The HUD letter has a very specific language.

By paying attention to our clients and working with closing agents, we have learned that this language is not only important, but required. This allows HUD to accept our POF and your offer.

The proof of its effectiveness is the number of HUD deals that we are currently funding for our client. In fact, as of this writing the majority of deals that we are currently funding are HUD houses.

The client makes their offer, the bid gets opened, the bid gets accepted, and then they’ll require a bank statement.

I do this on an almost daily basis; it’s something I don’t delegate. I have a significant bank account that I use just for this purpose.

Coming Up

In next week’s Part 2 of this blog series, you’ll learn even more about the process of investing in HUD homes. We’ll go over inspection, closing, working with Realtors and more…

Stay tuned!

What Are Your HUD Experiences?

If you have had any HUD home buying experiences—good or bad—I’d like to hear about them. Please leave your comments below!

Regards,

Cameron Dunlap

7 thoughts on “HUD Homes 101: What Every Real Estate Investor Needs to Know – Part 1

Back in the late Eighty’s I bought 7 or 8 Hud Homes lived in first one & rented out the other’s. At that time if you were the successful bidder you could buy the home with a
$3 K Down payment & of course loan qualification.

You can buy them that way as an owner occupant. With 3% down now which is often less than $3,000. The problem is if you say you’re going to live in it and then don’t, you are playing with fire and will all but certainly get burned.

Yes, I have aquired several hud homes over the years and have found that it is not for the faint of heart.

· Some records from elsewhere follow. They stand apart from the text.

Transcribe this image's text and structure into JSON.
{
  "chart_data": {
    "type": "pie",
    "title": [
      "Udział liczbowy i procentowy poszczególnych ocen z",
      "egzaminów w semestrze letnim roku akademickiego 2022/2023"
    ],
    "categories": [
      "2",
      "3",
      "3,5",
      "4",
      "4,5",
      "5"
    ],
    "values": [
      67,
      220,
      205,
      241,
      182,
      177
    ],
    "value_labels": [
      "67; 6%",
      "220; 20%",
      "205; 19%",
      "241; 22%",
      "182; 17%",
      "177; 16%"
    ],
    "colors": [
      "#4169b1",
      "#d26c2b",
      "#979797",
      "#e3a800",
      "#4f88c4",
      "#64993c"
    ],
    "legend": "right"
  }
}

These homes can have several unaddressed issues that are are not always readily observable and like you said earlier, you do need patience to pursue these homes.That being said, it is an exciting and rewarding experience after you educate yourself about the process, knowledge is key.If you have a handyman or handywomen mentality, these homes are worthwhile because everyone of these hud homes that I have purchased needed a lot of small projects done to them before they can become livable and if you had to pay a contractor to complete all the work you will see very little equity.Thank you for the article and the topic.

Every junker house has the potential for there to be issues that are not always readily observable. This is by no means reserved for HUD foreclosures only. As to fixing them yourself, I don’t recommend that because it’s not the best use of your time – assuming you want to be in the business of Real Estate Investing. I have bought many HUDs over the years where the repairs were done by contractors/handy persons and there were substantial profits left. If you’re finding that the only way to make money on them is to do the work yourself, I would suggest that you’re paying too much.

I’m kind of partial to HUDs because my very first deal was on a hud foreclosure in 1993!

Hey Cam, I worked the HUD homes market for 6 months religiously and had a formula that was supposed to help me succeed in this effort but after 6 months all the houses that I was bidding on sold at a much higher price than my bid and were nearly sold at market retail value. It looked to me like there was NO room for a prophet. So I moved out of the HUD arena.

My guess would be that your ARV’s were too low, your repair estimates were too high or worse, both.

When Looking at HUD house, they state an asking price, is that price the starting point or can you offer lower?